J&J, which is working with the Geisinger consortium, said a “central contact with common processes” will help improve research in drug development.

“We share the goal of seeing new and effective treatments being developed and provided to patients in the most efficient means possible,” said Peter Ronco, J&J's head of global clinical development operations.

Complicating the drug-development process is a federal requirement that trial designs be approved by an institutional review board tasked with protecting patients' rights and safety. Collaborating can mean just one review, a welcome alternative to, say, 40 hospitals with potentially as many review boards.
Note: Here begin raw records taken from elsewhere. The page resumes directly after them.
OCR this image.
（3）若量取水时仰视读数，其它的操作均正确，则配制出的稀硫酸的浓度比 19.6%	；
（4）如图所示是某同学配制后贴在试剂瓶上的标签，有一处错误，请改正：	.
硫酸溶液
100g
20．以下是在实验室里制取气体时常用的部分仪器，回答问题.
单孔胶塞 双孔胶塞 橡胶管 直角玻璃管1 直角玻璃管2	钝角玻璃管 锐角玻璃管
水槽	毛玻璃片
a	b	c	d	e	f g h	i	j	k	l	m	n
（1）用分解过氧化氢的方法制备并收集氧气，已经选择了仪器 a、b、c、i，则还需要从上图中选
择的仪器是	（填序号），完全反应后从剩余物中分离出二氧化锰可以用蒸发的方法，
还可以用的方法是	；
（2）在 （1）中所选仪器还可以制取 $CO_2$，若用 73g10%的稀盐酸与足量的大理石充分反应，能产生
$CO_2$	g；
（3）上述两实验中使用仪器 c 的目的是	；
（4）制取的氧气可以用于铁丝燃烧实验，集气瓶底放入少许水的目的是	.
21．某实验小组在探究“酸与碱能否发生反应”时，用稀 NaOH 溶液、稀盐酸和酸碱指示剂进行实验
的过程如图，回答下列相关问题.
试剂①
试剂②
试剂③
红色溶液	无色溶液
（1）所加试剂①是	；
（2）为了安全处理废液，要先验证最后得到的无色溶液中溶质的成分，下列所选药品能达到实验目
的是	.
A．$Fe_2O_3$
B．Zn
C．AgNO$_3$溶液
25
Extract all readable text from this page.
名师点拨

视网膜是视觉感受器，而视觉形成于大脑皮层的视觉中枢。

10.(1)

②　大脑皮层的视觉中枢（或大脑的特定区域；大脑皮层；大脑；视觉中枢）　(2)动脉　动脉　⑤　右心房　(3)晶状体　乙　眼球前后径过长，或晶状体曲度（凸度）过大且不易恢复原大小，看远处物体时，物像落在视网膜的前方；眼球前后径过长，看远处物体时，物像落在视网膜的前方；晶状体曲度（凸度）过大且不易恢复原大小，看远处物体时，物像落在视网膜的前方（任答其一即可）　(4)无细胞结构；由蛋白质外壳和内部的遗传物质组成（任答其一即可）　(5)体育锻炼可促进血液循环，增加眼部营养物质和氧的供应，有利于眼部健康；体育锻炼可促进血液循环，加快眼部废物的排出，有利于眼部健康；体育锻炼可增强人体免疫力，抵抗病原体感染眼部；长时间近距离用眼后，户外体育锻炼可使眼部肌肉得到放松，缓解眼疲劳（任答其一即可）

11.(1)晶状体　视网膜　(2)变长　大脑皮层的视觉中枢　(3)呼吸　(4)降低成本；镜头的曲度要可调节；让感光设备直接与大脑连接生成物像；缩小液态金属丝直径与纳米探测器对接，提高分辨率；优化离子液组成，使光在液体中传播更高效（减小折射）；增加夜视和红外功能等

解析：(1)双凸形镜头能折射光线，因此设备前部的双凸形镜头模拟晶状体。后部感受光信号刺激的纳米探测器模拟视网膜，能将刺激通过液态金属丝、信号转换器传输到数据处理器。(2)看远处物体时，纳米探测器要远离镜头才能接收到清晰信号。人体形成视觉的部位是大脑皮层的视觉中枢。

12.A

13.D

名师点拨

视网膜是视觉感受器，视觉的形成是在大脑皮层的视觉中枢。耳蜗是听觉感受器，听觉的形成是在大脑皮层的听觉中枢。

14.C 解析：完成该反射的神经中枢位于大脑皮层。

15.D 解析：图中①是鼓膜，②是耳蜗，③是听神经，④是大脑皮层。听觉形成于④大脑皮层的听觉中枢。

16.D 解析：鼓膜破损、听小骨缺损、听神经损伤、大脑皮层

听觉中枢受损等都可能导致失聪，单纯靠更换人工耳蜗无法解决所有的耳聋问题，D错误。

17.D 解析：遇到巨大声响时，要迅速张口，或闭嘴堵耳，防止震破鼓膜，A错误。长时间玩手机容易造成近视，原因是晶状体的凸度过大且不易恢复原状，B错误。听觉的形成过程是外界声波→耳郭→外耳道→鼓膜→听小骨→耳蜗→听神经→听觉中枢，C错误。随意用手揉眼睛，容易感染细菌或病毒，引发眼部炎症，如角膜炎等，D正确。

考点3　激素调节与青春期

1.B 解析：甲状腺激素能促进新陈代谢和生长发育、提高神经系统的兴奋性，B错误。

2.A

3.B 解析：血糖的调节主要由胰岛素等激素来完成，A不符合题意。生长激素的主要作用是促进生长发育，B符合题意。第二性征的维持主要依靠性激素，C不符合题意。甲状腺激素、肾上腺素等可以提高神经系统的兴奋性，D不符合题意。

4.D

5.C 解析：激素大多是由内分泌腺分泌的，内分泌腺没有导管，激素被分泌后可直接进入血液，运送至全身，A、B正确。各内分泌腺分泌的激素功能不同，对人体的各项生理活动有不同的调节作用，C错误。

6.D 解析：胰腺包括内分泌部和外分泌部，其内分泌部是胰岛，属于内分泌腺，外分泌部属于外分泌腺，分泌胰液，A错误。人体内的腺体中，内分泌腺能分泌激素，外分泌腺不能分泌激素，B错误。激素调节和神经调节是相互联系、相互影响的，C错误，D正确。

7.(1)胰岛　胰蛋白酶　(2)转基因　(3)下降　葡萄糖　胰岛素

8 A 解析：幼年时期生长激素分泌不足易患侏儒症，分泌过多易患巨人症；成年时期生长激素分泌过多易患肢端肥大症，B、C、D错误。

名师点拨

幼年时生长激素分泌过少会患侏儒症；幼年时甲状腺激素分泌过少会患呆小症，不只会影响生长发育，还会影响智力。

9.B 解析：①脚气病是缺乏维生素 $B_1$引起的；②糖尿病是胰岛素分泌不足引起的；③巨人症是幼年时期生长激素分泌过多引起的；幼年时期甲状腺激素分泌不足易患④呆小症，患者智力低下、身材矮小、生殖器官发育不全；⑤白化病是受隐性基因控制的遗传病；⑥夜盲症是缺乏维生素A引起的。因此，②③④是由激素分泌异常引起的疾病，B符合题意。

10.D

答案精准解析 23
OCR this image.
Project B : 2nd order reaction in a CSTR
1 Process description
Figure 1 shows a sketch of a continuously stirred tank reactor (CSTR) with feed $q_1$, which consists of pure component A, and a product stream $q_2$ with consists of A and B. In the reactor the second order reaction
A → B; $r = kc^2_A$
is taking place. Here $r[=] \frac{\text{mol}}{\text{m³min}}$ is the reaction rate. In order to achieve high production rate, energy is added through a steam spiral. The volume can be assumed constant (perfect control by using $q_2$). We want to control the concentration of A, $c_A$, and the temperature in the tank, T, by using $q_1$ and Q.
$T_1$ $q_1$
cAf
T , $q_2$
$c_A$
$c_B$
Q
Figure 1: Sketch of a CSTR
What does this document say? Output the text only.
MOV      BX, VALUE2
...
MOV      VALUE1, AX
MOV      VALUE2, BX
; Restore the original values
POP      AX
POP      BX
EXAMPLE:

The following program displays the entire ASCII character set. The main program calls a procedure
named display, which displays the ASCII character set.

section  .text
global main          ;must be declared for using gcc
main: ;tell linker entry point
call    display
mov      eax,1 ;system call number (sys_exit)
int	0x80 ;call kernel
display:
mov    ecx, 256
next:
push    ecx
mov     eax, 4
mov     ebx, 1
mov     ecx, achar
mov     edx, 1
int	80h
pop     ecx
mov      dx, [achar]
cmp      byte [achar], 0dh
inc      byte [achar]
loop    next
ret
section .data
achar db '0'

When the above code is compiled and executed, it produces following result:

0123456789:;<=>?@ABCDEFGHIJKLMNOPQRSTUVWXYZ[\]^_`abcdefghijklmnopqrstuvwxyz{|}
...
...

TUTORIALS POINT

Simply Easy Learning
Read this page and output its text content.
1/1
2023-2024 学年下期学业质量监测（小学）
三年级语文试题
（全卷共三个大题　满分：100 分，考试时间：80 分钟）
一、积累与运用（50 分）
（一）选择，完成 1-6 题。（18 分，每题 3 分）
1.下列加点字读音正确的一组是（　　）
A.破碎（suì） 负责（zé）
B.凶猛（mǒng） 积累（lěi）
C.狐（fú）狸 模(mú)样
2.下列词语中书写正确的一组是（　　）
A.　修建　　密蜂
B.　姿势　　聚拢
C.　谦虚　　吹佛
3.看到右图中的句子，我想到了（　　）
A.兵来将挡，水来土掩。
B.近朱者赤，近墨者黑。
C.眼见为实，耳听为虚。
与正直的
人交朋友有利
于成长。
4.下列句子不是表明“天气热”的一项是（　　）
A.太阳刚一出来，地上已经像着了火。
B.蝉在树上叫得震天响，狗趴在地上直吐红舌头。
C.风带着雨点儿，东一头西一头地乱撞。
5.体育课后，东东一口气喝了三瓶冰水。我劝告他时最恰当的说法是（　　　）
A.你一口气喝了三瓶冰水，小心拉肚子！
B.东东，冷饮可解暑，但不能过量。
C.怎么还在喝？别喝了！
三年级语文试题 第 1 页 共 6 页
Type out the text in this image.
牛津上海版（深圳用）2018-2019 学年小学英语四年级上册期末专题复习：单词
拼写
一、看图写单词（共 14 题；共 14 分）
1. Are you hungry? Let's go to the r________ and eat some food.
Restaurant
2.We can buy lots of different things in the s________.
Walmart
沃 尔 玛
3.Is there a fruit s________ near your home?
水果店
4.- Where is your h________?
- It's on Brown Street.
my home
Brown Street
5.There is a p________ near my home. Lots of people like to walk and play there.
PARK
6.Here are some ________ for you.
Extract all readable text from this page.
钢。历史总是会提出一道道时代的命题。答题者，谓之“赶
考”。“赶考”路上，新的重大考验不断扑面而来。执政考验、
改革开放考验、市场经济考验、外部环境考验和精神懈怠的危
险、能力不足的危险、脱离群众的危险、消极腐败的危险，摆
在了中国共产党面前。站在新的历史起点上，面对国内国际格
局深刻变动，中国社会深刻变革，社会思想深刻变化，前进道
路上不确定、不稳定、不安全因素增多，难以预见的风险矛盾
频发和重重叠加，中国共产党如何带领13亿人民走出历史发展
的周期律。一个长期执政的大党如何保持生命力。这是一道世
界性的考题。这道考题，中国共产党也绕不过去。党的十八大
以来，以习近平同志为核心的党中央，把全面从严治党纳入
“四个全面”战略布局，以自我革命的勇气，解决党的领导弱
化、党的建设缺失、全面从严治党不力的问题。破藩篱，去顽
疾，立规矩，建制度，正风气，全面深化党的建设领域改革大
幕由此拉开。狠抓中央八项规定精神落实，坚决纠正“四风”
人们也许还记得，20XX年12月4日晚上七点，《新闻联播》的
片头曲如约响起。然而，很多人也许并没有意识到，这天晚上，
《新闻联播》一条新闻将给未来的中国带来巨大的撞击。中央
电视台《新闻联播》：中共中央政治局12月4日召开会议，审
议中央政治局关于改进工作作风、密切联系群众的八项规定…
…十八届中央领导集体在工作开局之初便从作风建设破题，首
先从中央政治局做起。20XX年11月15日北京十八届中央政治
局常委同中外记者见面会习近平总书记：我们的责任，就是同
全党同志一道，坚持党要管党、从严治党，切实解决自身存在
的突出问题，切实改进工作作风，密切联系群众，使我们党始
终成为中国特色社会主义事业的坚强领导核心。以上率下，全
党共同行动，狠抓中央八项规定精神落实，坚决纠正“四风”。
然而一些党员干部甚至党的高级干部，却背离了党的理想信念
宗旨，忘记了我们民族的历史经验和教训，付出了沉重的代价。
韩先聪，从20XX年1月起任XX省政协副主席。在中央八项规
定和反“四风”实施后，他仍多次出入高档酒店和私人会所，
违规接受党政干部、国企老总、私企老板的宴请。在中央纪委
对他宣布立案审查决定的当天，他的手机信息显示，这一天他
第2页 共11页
“If we can do a trial instead with only one IRB for review — holy cow, that's amazing,” said Sandra Alten Maddock, chief executive officer of IMARC Research, a contract research organization.

In the Geisinger group, members hope up to 20 percent of trials over the next five years will come via the consortium, which will negotiate directly with pharmaceutical industry.

North Dakota-based Sanford Health, which runs 45 rural facilities, is doing more partnering and offering 300 trials. The work helps patients but also drugmakers, said David Pearce, who leads Sanford's research.

“No therapy will be approved if it's just done at Johns Hopkins or just done at Sanford Health,” he said. “You need to show it works at multiple sites.”